E' un racconto da antologia. Lo è il racconto per la penna di chi lo scrive (Gianni Celati) e per la voce che trova (un perfetto io di memoria che poi sfocia in ultime meravigliose 40 righe). Sto parlando di VITE DI PASCOLANTI (primo racconto che dà il titolo alla raccolta da poco uscita nella collana gransassi della Nottetempo).

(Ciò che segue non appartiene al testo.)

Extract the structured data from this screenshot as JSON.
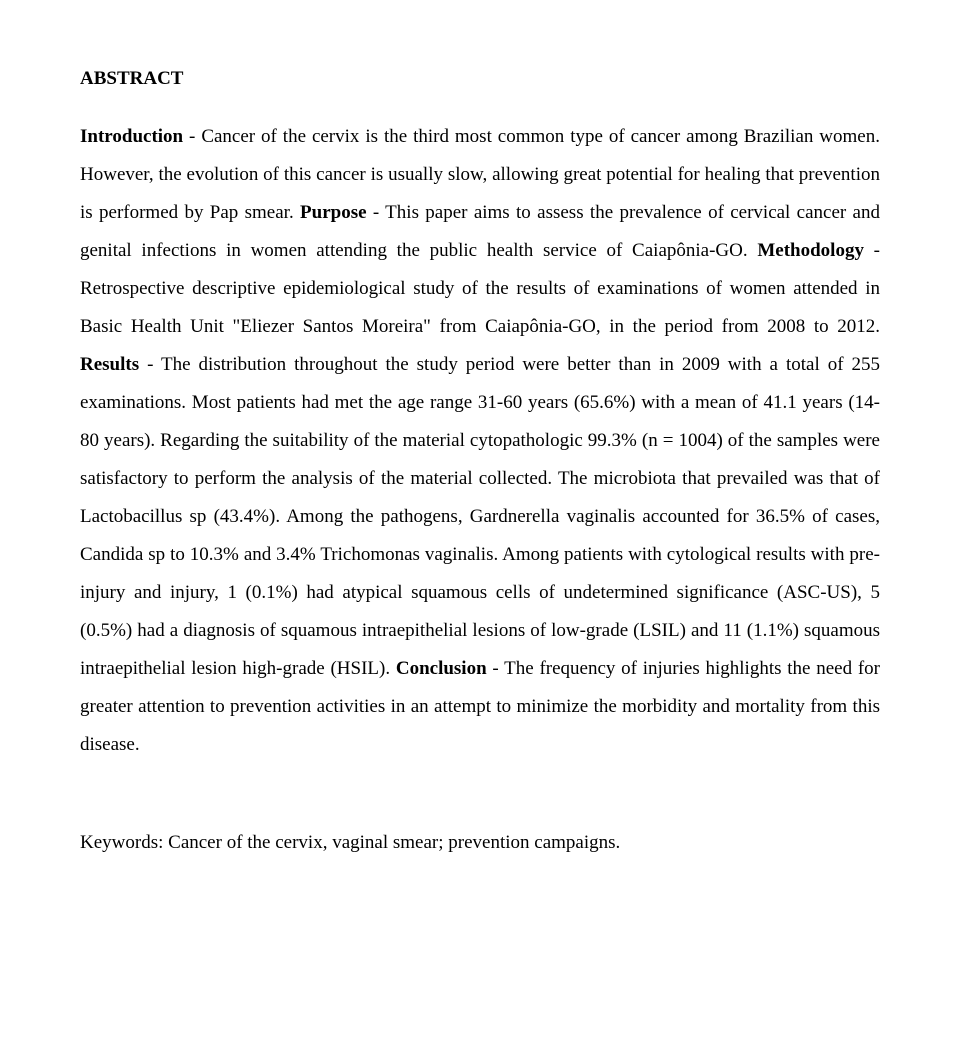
{
  "heading": "ABSTRACT",
  "sections": {
    "intro_label": "Introduction",
    "intro_text": " - Cancer of the cervix is the third most common type of cancer among Brazilian women. However, the evolution of this cancer is usually slow, allowing great potential for healing that prevention is performed by Pap smear. ",
    "purpose_label": "Purpose",
    "purpose_text": " - This paper aims to assess the prevalence of cervical cancer and genital infections in women attending the public health service of Caiapônia-GO. ",
    "methodology_label": "Methodology",
    "methodology_text": " - Retrospective descriptive epidemiological study of the results of examinations of women attended in Basic Health Unit \"Eliezer Santos Moreira\" from Caiapônia-GO, in the period from 2008 to 2012. ",
    "results_label": "Results",
    "results_text": " - The distribution throughout the study period were better than in 2009 with a total of 255 examinations. Most patients had met the age range 31-60 years (65.6%) with a mean of 41.1 years (14-80 years). Regarding the suitability of the material cytopathologic 99.3% (n = 1004) of the samples were satisfactory to perform the analysis of the material collected. The microbiota that prevailed was that of Lactobacillus sp (43.4%). Among the pathogens, Gardnerella vaginalis accounted for 36.5% of cases, Candida sp to 10.3% and 3.4% Trichomonas vaginalis. Among patients with cytological results with pre-injury and injury, 1 (0.1%) had atypical squamous cells of undetermined significance (ASC-US), 5 (0.5%) had a diagnosis of squamous intraepithelial lesions of low-grade (LSIL) and 11 (1.1%) squamous intraepithelial lesion high-grade (HSIL). ",
    "conclusion_label": "Conclusion",
    "conclusion_text": " - The frequency of injuries highlights the need for greater attention to prevention activities in an attempt to minimize the morbidity and mortality from this disease."
  },
  "keywords_label": "Keywords: ",
  "keywords_text": "Cancer of the cervix, vaginal smear; prevention campaigns."
}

Siamo al liceo e siamo con quei personaggi improbabili che siamo stati noi al liceo. Noi maschi (era giusta la distinzione grossolana di genere allora...sarebbe grave ma spesso è ancora giusta oggi). Noi maschi distinti dalle femmine (era ingiusta la semplificazione anche nel caso delle nostre alter ego?). Quel microcosmo di incertezze e di dubbi, di illusioni a portata di mano. Quel tempo di mitologie sessuali così epiche (sembravano adorazioni di  statue greco-romane) anche nel racconto (ed edipiche), favolose e slittate negli anni, verso le mamme degli amici. Trans dettate dalle forme come in una geometria del desiderio che adorava l'esagerazione più che la norma e la idealizzava. Celati restituisce perfetta quella tempe(rie)sta ormonale che a leggerla è viva e forse non ci fa più vergognare ma sorridere di tanta ingenuità panica.